Menag Lukman Kembali Tegaskan Tidak Akan Hapus Pendidikan Agama

Oleh Liputan6.com pada 06 Jul 2019, 08:49 WIB
Diperbarui 06 Jul 2019, 08:49 WIB
Menteri Agama (Menag) Lukman Hakim Saifuddin. Darmawan/Dok MCH
Perbesar
Menteri Agama (Menag) Lukman Hakim Saifuddin. Darmawan/Dok MCH

Liputan6.com, Pontianak - Menteri Agama RI, Lukman Hakim Saifuddin kembali memastikan pihaknya tidak akan pernah menghilangkan pendidikan agama di setiap jenjang pendidikan.

"Pendidikan Agama adalah mutlak untuk terus dipertahankan dan dikembangkan, karena ini tidak bisa dipisahkan dalam kehidupan keseharian kita," kata Lukman saat menutup kegiatan STQ Nasional ke XXV di Pontianak, Jumat malam, 5 Juli 2019.

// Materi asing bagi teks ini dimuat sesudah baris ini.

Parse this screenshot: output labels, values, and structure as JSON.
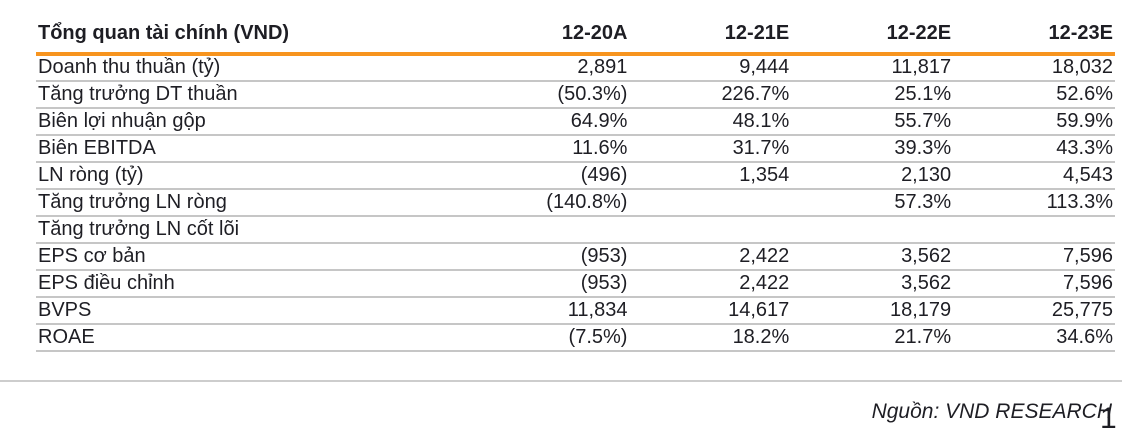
{
  "table": {
    "header": {
      "label": "Tổng quan tài chính (VND)",
      "columns": [
        "12-20A",
        "12-21E",
        "12-22E",
        "12-23E"
      ]
    },
    "rows": [
      {
        "label": "Doanh thu thuần (tỷ)",
        "values": [
          "2,891",
          "9,444",
          "11,817",
          "18,032"
        ]
      },
      {
        "label": "Tăng trưởng DT thuần",
        "values": [
          "(50.3%)",
          "226.7%",
          "25.1%",
          "52.6%"
        ]
      },
      {
        "label": "Biên lợi nhuận gộp",
        "values": [
          "64.9%",
          "48.1%",
          "55.7%",
          "59.9%"
        ]
      },
      {
        "label": "Biên EBITDA",
        "values": [
          "11.6%",
          "31.7%",
          "39.3%",
          "43.3%"
        ]
      },
      {
        "label": "LN ròng (tỷ)",
        "values": [
          "(496)",
          "1,354",
          "2,130",
          "4,543"
        ]
      },
      {
        "label": "Tăng trưởng LN ròng",
        "values": [
          "(140.8%)",
          "",
          "57.3%",
          "113.3%"
        ]
      },
      {
        "label": "Tăng trưởng LN cốt lõi",
        "values": [
          "",
          "",
          "",
          ""
        ]
      },
      {
        "label": "EPS cơ bản",
        "values": [
          "(953)",
          "2,422",
          "3,562",
          "7,596"
        ]
      },
      {
        "label": "EPS điều chỉnh",
        "values": [
          "(953)",
          "2,422",
          "3,562",
          "7,596"
        ]
      },
      {
        "label": "BVPS",
        "values": [
          "11,834",
          "14,617",
          "18,179",
          "25,775"
        ]
      },
      {
        "label": "ROAE",
        "values": [
          "(7.5%)",
          "18.2%",
          "21.7%",
          "34.6%"
        ]
      }
    ]
  },
  "footer": {
    "source": "Nguồn: VND RESEARCH",
    "page_number": "1"
  },
  "colors": {
    "accent_orange": "#F7941E",
    "separator_gray": "#C6C6C6",
    "text": "#1E1E24"
  }
}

Selaku Menteri Agama, dirinya ingin menegaskan bahwa pendidikan agama adalah bagian yang tidak bisa dipisahkan dari bangsa ini. "Karena bagi kita, mengamalkan ajaran agama hakikatnya adalah wujud dari pengamalan kita sebagai warga negara".

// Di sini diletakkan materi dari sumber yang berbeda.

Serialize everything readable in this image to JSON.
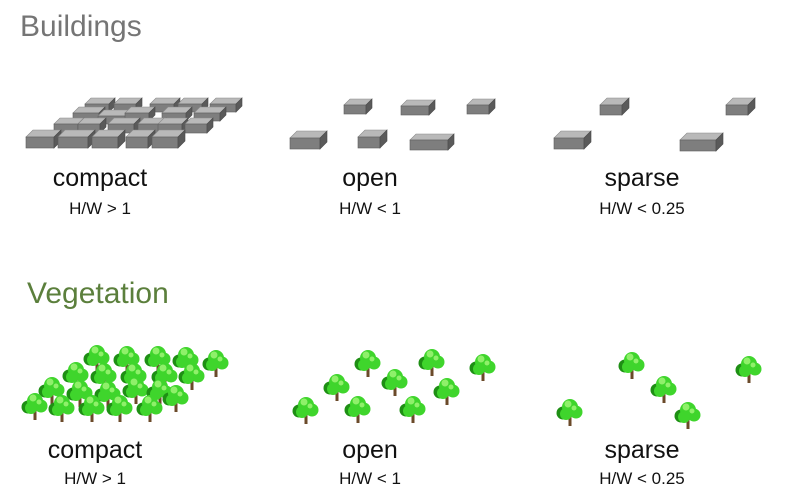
{
  "buildings": {
    "title": "Buildings",
    "title_color": "#757575",
    "panels": [
      {
        "name": "compact",
        "label": "compact",
        "ratio": "H/W > 1"
      },
      {
        "name": "open",
        "label": "open",
        "ratio": "H/W < 1"
      },
      {
        "name": "sparse",
        "label": "sparse",
        "ratio": "H/W < 0.25"
      }
    ]
  },
  "vegetation": {
    "title": "Vegetation",
    "title_color": "#5b7f3c",
    "panels": [
      {
        "name": "compact",
        "label": "compact",
        "ratio": "H/W > 1"
      },
      {
        "name": "open",
        "label": "open",
        "ratio": "H/W < 1"
      },
      {
        "name": "sparse",
        "label": "sparse",
        "ratio": "H/W < 0.25"
      }
    ]
  },
  "icons": {
    "building": "building-block-icon",
    "tree": "tree-icon",
    "building_colors": {
      "top": "#b9b9b9",
      "front": "#7e7e7e",
      "side": "#5a5a5a"
    },
    "tree_colors": {
      "leaf": "#3fd52c",
      "leaf_light": "#8ff06a",
      "leaf_dark": "#1e8f14",
      "trunk": "#6b4a2a"
    }
  }
}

"Sebaliknya, dalam menunaikan kewajiban kita sebagai negara, hakikatnya adalah bentuk amalan dari ajaran agama yang kita anut," tuturnya seperti dikutip dari Antara.

Lukman pun menyangkal kabar bahwa sekolah pesantren akan dihapuskan dan diganti menjadi sekolah umum, apalagi berita bohong terkait penghapusan Kementerian Agama.

 

2 dari 2 halaman

Luruskan Hoaks

Evaluasi Penyelenggaraan Haji 2018, Menag Raker Dengan Komisi VIII DPR
Perbesar
Menteri Agama Lukman Hakim Saifuddin tertawa saat mengikuti Rapat Kerja dengan Komisi VIII DPR terkait evaluasi laporan penyelenggaran haji 2018 di Gedung Nusantara II, Kompleks Parlemen Senayan. Jakarta, Senin (26/11). (Liputan6.com/Johan Tallo)

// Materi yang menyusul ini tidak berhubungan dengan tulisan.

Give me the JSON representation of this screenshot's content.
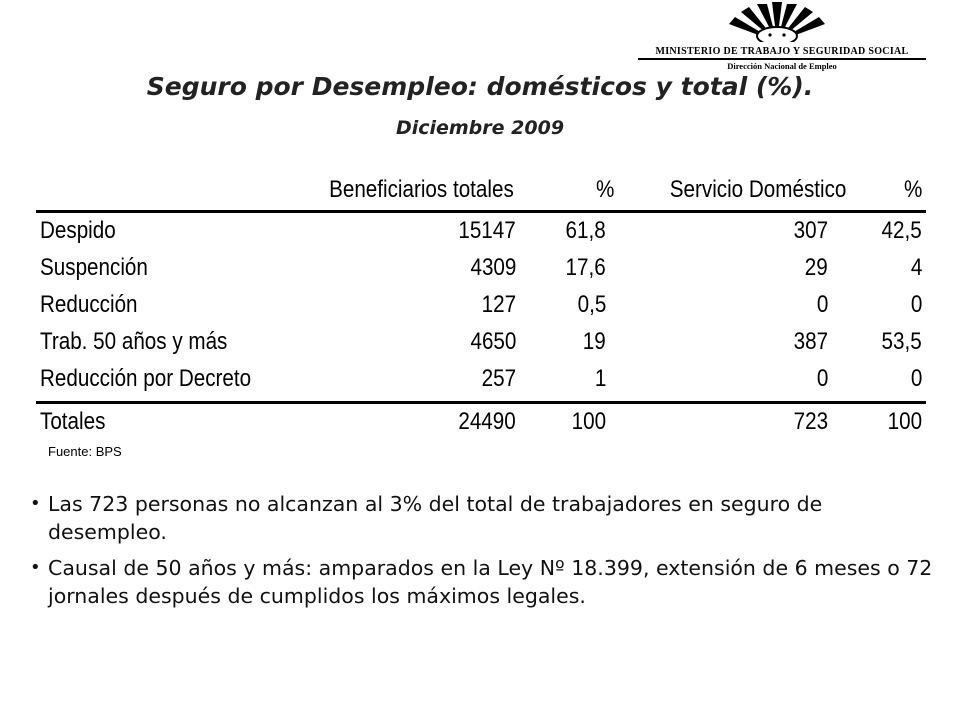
{
  "logo": {
    "organization": "MINISTERIO DE TRABAJO Y SEGURIDAD SOCIAL",
    "division": "Dirección Nacional de Empleo"
  },
  "title": "Seguro por Desempleo: domésticos y total (%).",
  "subtitle": "Diciembre 2009",
  "table": {
    "headers": {
      "label": "",
      "beneficiarios": "Beneficiarios totales",
      "pct1": "%",
      "domestico": "Servicio Doméstico",
      "pct2": "%"
    },
    "rows": [
      {
        "label": "Despido",
        "beneficiarios": "15147",
        "pct1": "61,8",
        "domestico": "307",
        "pct2": "42,5"
      },
      {
        "label": "Suspención",
        "beneficiarios": "4309",
        "pct1": "17,6",
        "domestico": "29",
        "pct2": "4"
      },
      {
        "label": "Reducción",
        "beneficiarios": "127",
        "pct1": "0,5",
        "domestico": "0",
        "pct2": "0"
      },
      {
        "label": "Trab. 50 años y más",
        "beneficiarios": "4650",
        "pct1": "19",
        "domestico": "387",
        "pct2": "53,5"
      },
      {
        "label": "Reducción por Decreto",
        "beneficiarios": "257",
        "pct1": "1",
        "domestico": "0",
        "pct2": "0"
      }
    ],
    "total": {
      "label": "Totales",
      "beneficiarios": "24490",
      "pct1": "100",
      "domestico": "723",
      "pct2": "100"
    }
  },
  "source": "Fuente: BPS",
  "bullets": [
    "Las 723 personas no alcanzan al 3% del total de trabajadores en seguro de desempleo.",
    "Causal de 50 años y más: amparados en la Ley Nº 18.399, extensión de 6 meses o 72 jornales después de cumplidos los máximos legales."
  ]
}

"Sama sekali tidak benar anggapan bahwa kalau Presiden Jokowi kembali melanjutkan masa jabatan untuk lima tahun ke depan, akan dihilangkan pelajaran agama, akan dihilangkan pesantren menjadi sekolah umum, apalagi akan dihapuskan Kementerian Agama. Itu sama sekali tidak benar," jelasnya.

Dia menjelaskan Indonesia dengan ideologi dasar Pancasila menjunjung tinggi nilai-nilai keagamaan, yang tercermin pada sila pertama yakni Ketuhanan Yang Maha Esa.

Isu-isu terkait penghapusan pelajaran agama dan ketiadaan kumandang adzan tidak mungkin dilakukan oleh Pemerintah Indonesia, siapapun presidennya.